Thank you, it's useful to.have experiences. I have 2 under 2. I have no.idea how he'll be, probably saying one thing and doing another, veering between reasonable and abusive if his past behaviour is anything to.go.by.

OP posts:
Worrynot1 · 15/06/2017 12:55

Ex got one, locked me out of my equity, she had Legal Aid I did not , now have a second charge on house with conditions that keep her in the house until youngest 18. Vowed I will enforce it the day youngest is 18 and that is getting close now. Problem is that it leads to a lot of resentment and prevents a nice clean break.

Hont1986 · 15/06/2017 13:19

Very unlikely to get a Mesher order if you have such young children.

moonfacebaby · 15/06/2017 20:35

I've got a Mescher order.

My exH is a very high earner, when we split up, DD2 was a year old. My career took a back seat to his during our marriage & I'm the main carer for our children. My job doesn't pay anywhere near his either, so all these factors weighed in my favour.

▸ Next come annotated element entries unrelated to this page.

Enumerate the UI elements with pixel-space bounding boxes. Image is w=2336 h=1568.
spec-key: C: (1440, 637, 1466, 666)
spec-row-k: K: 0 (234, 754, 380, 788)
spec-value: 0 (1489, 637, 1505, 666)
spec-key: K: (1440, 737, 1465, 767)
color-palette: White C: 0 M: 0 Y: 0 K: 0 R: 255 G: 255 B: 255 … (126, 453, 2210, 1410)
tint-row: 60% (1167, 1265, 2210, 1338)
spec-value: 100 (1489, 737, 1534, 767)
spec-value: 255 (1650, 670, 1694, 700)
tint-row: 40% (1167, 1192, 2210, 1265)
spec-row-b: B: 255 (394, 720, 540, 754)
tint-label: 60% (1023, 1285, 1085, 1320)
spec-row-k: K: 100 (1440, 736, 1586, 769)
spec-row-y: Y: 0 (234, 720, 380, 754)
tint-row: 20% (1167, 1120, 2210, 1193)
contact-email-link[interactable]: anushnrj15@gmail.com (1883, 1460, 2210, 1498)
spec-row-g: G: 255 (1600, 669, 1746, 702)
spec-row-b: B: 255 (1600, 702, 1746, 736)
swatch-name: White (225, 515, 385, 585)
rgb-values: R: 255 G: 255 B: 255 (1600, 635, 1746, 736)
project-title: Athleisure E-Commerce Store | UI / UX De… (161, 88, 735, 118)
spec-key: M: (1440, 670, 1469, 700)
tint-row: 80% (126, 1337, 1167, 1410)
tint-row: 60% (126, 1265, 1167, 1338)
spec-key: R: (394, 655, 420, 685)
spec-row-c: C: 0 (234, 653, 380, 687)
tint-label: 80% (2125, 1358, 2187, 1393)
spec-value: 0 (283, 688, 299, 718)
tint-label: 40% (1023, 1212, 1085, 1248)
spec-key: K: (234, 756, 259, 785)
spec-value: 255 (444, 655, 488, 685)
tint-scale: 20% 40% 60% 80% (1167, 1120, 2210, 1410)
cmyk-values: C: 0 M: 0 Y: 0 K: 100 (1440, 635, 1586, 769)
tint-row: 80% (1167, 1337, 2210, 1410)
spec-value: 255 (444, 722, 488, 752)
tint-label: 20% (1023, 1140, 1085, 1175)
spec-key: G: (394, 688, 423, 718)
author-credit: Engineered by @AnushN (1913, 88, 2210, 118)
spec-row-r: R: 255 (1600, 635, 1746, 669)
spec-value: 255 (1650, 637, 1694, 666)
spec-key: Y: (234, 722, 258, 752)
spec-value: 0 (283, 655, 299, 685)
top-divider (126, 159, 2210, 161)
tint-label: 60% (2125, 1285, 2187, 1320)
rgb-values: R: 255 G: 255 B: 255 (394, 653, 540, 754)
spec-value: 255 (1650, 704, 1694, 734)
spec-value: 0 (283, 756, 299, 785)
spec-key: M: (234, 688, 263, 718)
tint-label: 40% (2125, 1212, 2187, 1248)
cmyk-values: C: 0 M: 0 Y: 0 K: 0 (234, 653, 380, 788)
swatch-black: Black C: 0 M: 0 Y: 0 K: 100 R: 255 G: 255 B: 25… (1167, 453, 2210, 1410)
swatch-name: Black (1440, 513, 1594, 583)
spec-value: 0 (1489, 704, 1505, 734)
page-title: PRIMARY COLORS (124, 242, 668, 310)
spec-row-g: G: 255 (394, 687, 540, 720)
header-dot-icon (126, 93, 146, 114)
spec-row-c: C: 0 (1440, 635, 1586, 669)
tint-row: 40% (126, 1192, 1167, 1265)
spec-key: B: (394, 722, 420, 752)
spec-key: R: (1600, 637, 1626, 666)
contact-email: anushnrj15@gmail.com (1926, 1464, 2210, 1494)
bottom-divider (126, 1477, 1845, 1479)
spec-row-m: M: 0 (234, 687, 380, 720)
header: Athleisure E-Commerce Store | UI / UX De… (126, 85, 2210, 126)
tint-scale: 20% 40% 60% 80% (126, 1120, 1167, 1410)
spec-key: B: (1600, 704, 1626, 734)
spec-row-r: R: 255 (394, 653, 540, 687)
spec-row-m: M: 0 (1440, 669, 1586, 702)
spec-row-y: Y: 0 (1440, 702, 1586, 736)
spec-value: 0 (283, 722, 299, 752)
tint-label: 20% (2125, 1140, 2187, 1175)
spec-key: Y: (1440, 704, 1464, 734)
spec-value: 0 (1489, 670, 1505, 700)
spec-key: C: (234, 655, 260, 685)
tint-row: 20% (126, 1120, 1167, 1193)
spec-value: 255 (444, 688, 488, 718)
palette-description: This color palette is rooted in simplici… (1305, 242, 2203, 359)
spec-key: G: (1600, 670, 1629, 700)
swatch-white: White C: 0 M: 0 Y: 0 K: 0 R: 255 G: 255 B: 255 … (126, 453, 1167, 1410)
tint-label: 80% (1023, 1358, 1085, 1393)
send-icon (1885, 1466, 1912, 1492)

Sparrowlegs248 · 15/06/2017 21:52

I honestly don't know if it's what I want. I can't see him agreeing to leave though. I'd like a period of time alone in the house. I was just wondering what the options are.

OP posts:
KanielOutis · 16/06/2017 13:29

I had one, with the option to buy out at any stage at a fixed percentage from divorce to the youngest child reaching 18. I bought out at the first opportunity, as soon as I could remortgage (about 2 years in). The percentage split means that as house prices rise I would have had to find a bigger lump sum as time went on.

Sparrowlegs248 · 16/06/2017 13:31

Are you tied into it? As in could you both agree to sell sooner?

Also, did you have to prove it was financially viable and did exh still contribute?

OP posts:
KanielOutis · 16/06/2017 13:34

ExH didn't contribute to the mortgage during the period between the mesher order and me buying him out. My full mortgage payment was considered in lieu of renting his share until I could remortgage alone. It was legally binding in a court order.

TempusEedjit · 16/06/2017 14:48

It's not the court you need to satisfy regarding financial viability, but the mortgage company. The court can order whatever they like but if the bank refuses to let you take on sole responsibility for the mortgage once your finances are sorted then the court can't do anything about that. I think it's unlikely they'd order your H to have his equity tied up in house and have to contribute towards the mortgage as well (you cover his half of the payments as well as your own in return for living in "his" half of the property) but I'm not certain of this. Having said that the split of marital assets might go in your favour if you're going to be primary carer. Much depends of what assets you have and how long you've been married, whether you've given up work, your ages, any disabilities etc.

More info on mesher orders: www.familylawweek.co.uk/site.aspx?i=ed89289

The Wikivorce website is also a good resource.